これまでPrisma Cloudの顧客がCDRを必要とする場合、XSIAM、XSOAR、XDRから成る別のCortexパッケージを追加で購入し、PANWと協力してPrisma Cloudに統合する必要がありました。これは明らかに多くの手間を生じさせます。対照的に、WizのCDRはWiz Defendの一部として、CNAPPプラットフォームにネイティブに組み込まれています。


統合で追うPANW、先行するWiz:勝敗を分ける鍵は何か

PANWは、Cortex CloudによってPrisma CloudをCortexスイートに組み込もうとしています。言い換えれば、PANWはPrisma CloudをSIEM(Security Information and Event Management:セキュリティログ監視システム)の次世代版であるXSIAM上に構築し、XSOARとXDRの自律的な検知・対応能力をすべて適用して、企業のクラウド環境全体でより鋭いリアルタイム保護を実現しようとしているのです。

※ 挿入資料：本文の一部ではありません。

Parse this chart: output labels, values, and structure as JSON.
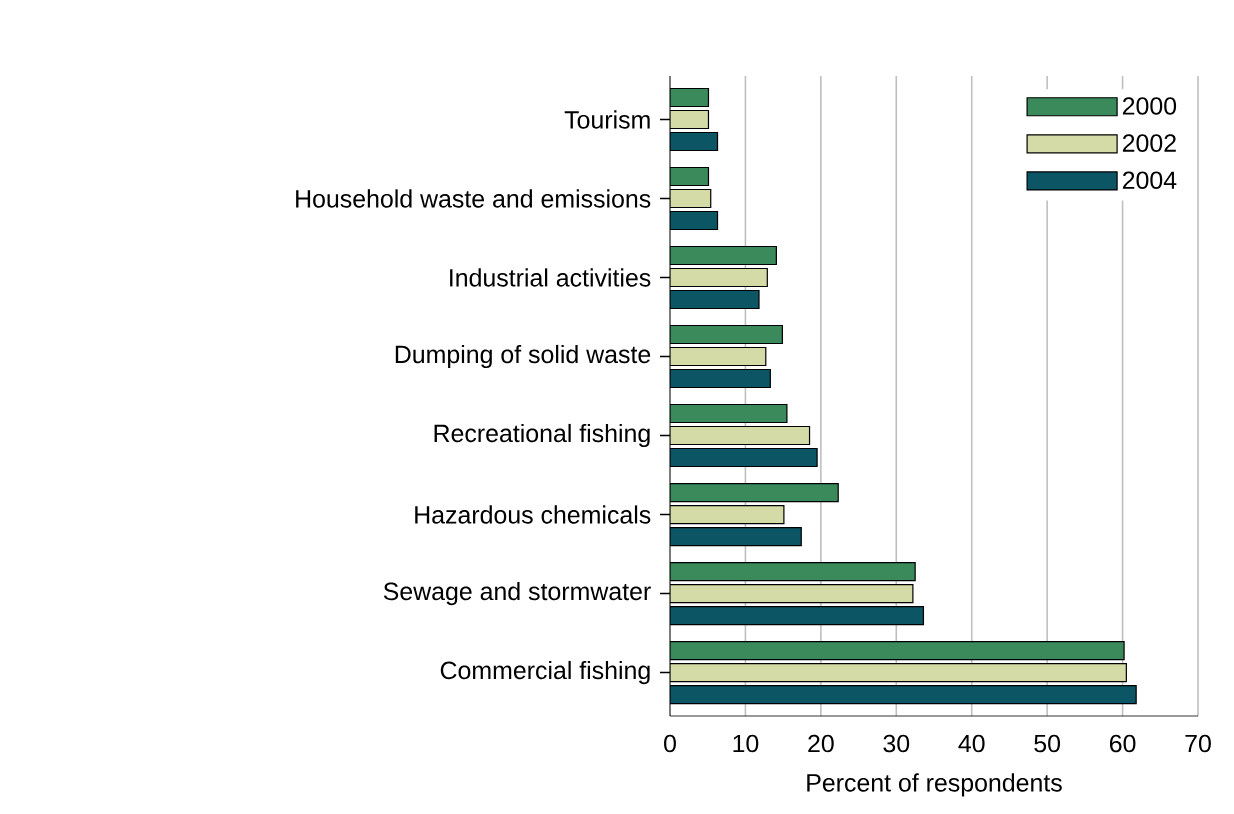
{
  "chart_data": {
    "type": "bar",
    "orientation": "horizontal",
    "xlabel": "Percent of respondents",
    "categories": [
      "Tourism",
      "Household waste and emissions",
      "Industrial activities",
      "Dumping of solid waste",
      "Recreational fishing",
      "Hazardous chemicals",
      "Sewage and stormwater",
      "Commercial fishing"
    ],
    "series": [
      {
        "name": "2000",
        "color": "#3a8a5c",
        "values": [
          5.1,
          5.1,
          14.1,
          14.9,
          15.5,
          22.3,
          32.5,
          60.2
        ]
      },
      {
        "name": "2002",
        "color": "#d5dba6",
        "values": [
          5.1,
          5.4,
          12.9,
          12.7,
          18.5,
          15.1,
          32.2,
          60.5
        ]
      },
      {
        "name": "2004",
        "color": "#0b5565",
        "values": [
          6.3,
          6.3,
          11.8,
          13.3,
          19.5,
          17.4,
          33.6,
          61.8
        ]
      }
    ],
    "xlim": [
      0,
      70
    ],
    "xticks": [
      0,
      10,
      20,
      30,
      40,
      50,
      60,
      70
    ],
    "grid": "x",
    "legend": "top right"
  }
}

私たちが2024年7月にWizとPANWの直接比較記事を公開した際、Darwinリリースが膨大な量のデータをXSIAMに供給し、それがさらにPrisma Cloudを強化するという好循環を生み出す可能性を指摘しました。しかし当時、Prisma CloudとXSIAMの統合はまだ不完全でした。PANWがCNAPPをXSIAMにネイティブに統合したバージョン、すなわちCortex Cloudを開発した今、PANWはWizとの差をさらに縮めるはずです。

対照的に、Wizは主にMicrosoft SentinelやGoogle Security OperationsをSIEMとして利用しており、これらはXSIAMの洗練されたサイバーセキュリティ能力には及びません。

私たちの現在の見方では、PANWはDarwinリリースでリスクスキャン(データ取り込み)のギャップを埋め、XSIAMによって検知・対応能力でWizをリードしました。しかし、その統合が弱点でした。Cortex Cloudは、この問題に直接対処するものです。

XSIAMをCNAPPに完全に統合することが、Wizに対する明確な競争優位につながるかどうかは、まだ未知数です。Cortex Cloudの将来性にもかかわらず、PANWは依然としてM&Aに起因する多くの技術的負債と格闘する必要があり、これがシームレスなエンドユーザー体験、そして決定的に重要なDevOpsとSecOps間の連携体験を提供する上で、避けられない影響を与えるでしょう。